Non v’è giorno che Facebook non faccia parlare di sé anche per le polemiche relative al trattamento dei dati personali, o per qualche comportamento disinvolto verso questa o quella categoria di utenti: nei giorni scorsi, alcuni documenti sequestrati al social hanno dato il là ad un nuovo scandalo, mentre un ex manager della compagnia ha rivelato che Menlo Park discriminerebbe gli utenti afroamericani.
Come noto, nelle scorse settimane, la Commissione per il Digitale e i Media della camera bassa inglese sequestrò alcuni documenti, a un manager del social di passaggio a Londra, visto anche il diniego di Zuckerberg nel presentarsi davanti al gruppo d’indagine in questione.

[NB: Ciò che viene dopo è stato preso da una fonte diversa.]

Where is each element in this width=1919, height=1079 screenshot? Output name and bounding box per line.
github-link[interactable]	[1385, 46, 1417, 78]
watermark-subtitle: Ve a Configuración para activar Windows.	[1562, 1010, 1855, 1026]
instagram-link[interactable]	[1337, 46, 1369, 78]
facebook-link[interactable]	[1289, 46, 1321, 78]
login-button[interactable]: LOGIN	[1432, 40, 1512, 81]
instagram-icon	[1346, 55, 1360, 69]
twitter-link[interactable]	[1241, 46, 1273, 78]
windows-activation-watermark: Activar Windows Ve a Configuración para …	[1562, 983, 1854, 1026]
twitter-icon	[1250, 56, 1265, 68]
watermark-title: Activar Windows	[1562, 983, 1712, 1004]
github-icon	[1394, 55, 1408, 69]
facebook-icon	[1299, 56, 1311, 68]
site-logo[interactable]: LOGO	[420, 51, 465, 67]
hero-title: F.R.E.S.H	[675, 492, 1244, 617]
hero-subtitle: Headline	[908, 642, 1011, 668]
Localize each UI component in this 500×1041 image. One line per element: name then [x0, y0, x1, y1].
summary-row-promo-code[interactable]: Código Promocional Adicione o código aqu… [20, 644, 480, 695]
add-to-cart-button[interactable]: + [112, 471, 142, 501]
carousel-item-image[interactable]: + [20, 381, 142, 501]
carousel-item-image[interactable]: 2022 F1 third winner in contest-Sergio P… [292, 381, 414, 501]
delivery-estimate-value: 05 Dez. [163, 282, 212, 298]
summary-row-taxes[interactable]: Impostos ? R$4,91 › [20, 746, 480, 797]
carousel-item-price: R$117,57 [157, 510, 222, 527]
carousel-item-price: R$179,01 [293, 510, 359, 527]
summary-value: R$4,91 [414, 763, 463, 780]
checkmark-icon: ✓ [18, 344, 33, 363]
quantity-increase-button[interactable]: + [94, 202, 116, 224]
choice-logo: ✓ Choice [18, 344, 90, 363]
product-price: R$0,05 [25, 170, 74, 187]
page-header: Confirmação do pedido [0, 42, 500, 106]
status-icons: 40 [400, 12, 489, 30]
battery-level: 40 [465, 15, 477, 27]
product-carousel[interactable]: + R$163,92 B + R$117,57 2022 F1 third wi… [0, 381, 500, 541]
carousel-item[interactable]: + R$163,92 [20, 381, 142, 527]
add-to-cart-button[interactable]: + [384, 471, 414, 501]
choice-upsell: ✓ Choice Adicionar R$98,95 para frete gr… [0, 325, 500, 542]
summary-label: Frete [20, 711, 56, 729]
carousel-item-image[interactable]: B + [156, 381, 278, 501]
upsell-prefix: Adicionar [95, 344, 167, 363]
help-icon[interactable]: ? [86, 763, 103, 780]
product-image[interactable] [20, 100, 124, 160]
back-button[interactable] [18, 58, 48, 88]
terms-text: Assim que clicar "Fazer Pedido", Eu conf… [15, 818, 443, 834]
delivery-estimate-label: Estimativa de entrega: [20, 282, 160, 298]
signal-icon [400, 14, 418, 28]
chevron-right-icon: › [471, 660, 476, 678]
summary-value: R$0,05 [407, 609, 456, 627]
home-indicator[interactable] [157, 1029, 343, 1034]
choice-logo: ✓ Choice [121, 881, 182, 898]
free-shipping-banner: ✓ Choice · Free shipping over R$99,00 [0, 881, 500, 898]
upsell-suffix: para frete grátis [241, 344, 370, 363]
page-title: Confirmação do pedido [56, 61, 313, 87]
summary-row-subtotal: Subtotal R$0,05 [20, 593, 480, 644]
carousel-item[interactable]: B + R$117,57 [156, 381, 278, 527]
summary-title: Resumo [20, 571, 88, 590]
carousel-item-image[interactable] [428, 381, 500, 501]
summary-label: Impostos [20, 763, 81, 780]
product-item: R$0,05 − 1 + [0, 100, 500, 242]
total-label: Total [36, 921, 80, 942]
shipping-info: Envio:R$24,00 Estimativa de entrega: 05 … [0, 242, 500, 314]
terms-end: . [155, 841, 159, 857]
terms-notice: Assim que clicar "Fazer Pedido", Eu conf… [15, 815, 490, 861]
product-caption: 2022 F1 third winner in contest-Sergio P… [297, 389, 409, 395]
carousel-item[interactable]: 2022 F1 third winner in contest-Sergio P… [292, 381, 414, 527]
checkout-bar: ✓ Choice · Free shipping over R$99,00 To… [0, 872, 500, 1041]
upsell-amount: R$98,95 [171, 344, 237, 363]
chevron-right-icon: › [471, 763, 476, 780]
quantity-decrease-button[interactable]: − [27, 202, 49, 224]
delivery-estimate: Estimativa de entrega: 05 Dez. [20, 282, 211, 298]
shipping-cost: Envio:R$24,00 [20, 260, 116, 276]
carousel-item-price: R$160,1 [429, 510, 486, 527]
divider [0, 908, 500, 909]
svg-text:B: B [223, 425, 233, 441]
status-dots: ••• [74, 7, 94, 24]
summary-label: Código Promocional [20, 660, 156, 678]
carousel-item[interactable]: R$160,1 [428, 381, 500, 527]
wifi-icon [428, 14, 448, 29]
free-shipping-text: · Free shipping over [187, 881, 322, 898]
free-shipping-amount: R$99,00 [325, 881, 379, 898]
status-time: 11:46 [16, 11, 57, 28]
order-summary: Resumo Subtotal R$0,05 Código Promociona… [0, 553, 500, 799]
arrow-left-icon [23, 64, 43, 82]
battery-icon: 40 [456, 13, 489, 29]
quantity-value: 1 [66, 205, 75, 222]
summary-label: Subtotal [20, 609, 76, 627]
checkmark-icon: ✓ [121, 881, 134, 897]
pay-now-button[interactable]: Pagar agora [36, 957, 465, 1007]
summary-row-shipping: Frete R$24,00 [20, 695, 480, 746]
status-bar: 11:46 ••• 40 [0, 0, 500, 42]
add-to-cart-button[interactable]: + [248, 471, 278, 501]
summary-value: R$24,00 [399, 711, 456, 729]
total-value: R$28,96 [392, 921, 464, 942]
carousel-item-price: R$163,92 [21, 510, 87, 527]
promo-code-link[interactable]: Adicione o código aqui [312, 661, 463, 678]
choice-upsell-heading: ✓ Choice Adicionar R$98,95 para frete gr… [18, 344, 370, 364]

Analizzando le carte, ed alcune corrispondenze avvenute con Amazon e la Royal Bank of Canada, come riferisce il Wall Street Journal, è emerso che in quel di Menlo Park – tra il 2012 ed il 2014, in un momento nel quale erano allo studio dei sistemi per incrementare i ricavi visto il non esaltante esordio in Borsa – abbiano pensato di guadagnare, grazie agli inserzionisti, dai dati personali degli utenti.
Addirittura, un dipendente del colosso internettiano, in seguito allo scandalo Cambridge Analytica che aveva consentito agli sviluppatori delle app di accedere ai dati degli utenti e dei loro amici in modalità del tutto gratuita, a causa di un bug, avrebbe consigliato di consentire l’accesso ai contenuti riservati degli iscritti solo dietro il pagamento di un abbonamento annuale, magari da 250 mila dollari.
La replica del social non si è fatta attendere, ed è stata un’ammissione a metà: in pratica, nel valutare come allestire un business sostenibile attorno alla piattaforma, si valutarono diverse opzioni, tra cui quella citata dal giornale, salvo poi cestinare il tutto e non procedere in quella direzione. Una sorta di conferma, dunque, di quanto dichiarato da Zuckerberg, ad Aprile, davanti al Congresso americano, allorché – piccato – sostenne “non posso essere più chiaro su questo argomento: noi non vendiamo dati“.
Anche in tema di diritti civili, Facebook lascerebbe molto a desiderare. Nel bel mezzo dell’estate, ad Agosto, Facebook aveva ricevuto una diffida dal Department of Housing and Urban Development americano per aver permesso ai venditori di case di selezionare il pubblico delle proprie inserzioni per parametri discriminanti come origine nazionale, razza, disabilità, etc, mentre nel Settembre scorso la American Civil Liberties Union si lamentò del fatto che alcune inserzioni di lavoro (apparse sul social) avessero discriminato il pubblico femminile: ora, un ex manager di Menlo Park, Mark S. Luckie, ha pubblicato una lettera nella quale attribuisce al suo ex datore di lavoro un “black problem“.
Quest’ultimo si esplicherebbe in vari modi, tutti stridenti rispetto ai tanti poster di persone di colore presente nel quartier generale del social: i dipendenti di colore dietro le scrivanie sarebbero ben pochi, e questo perché verrebbero ritenuti “aggressivi” e “ostili“, spesso votati a segnalare – al reparto risorse umane – problematiche non esistenti nella realtà, solo per nascondere la loro incapacità a far parte di un dato team. Inoltre, vi sarebbe una differenza anche nel modo in cui ci si approccia con le comunità locali: a seconda di chi si ha di fronte, si metterebbero meno risorse a disposizione per programmi esterni, attività di avvicinamento territoriale/digitale, ed eventi, quando si avrebbe a che fare con i cittadini dei sobborghi.
Infine, nonostante l’alta partecipazione della comunità afroamericana sul social, sia per contattare i familiari che gli amici, sarebbero loro (rispetto a quelli degli altri gruppi etnici) i post con la più alta probabilità d’essere rimossi, pur non violando alcun termine di servizio.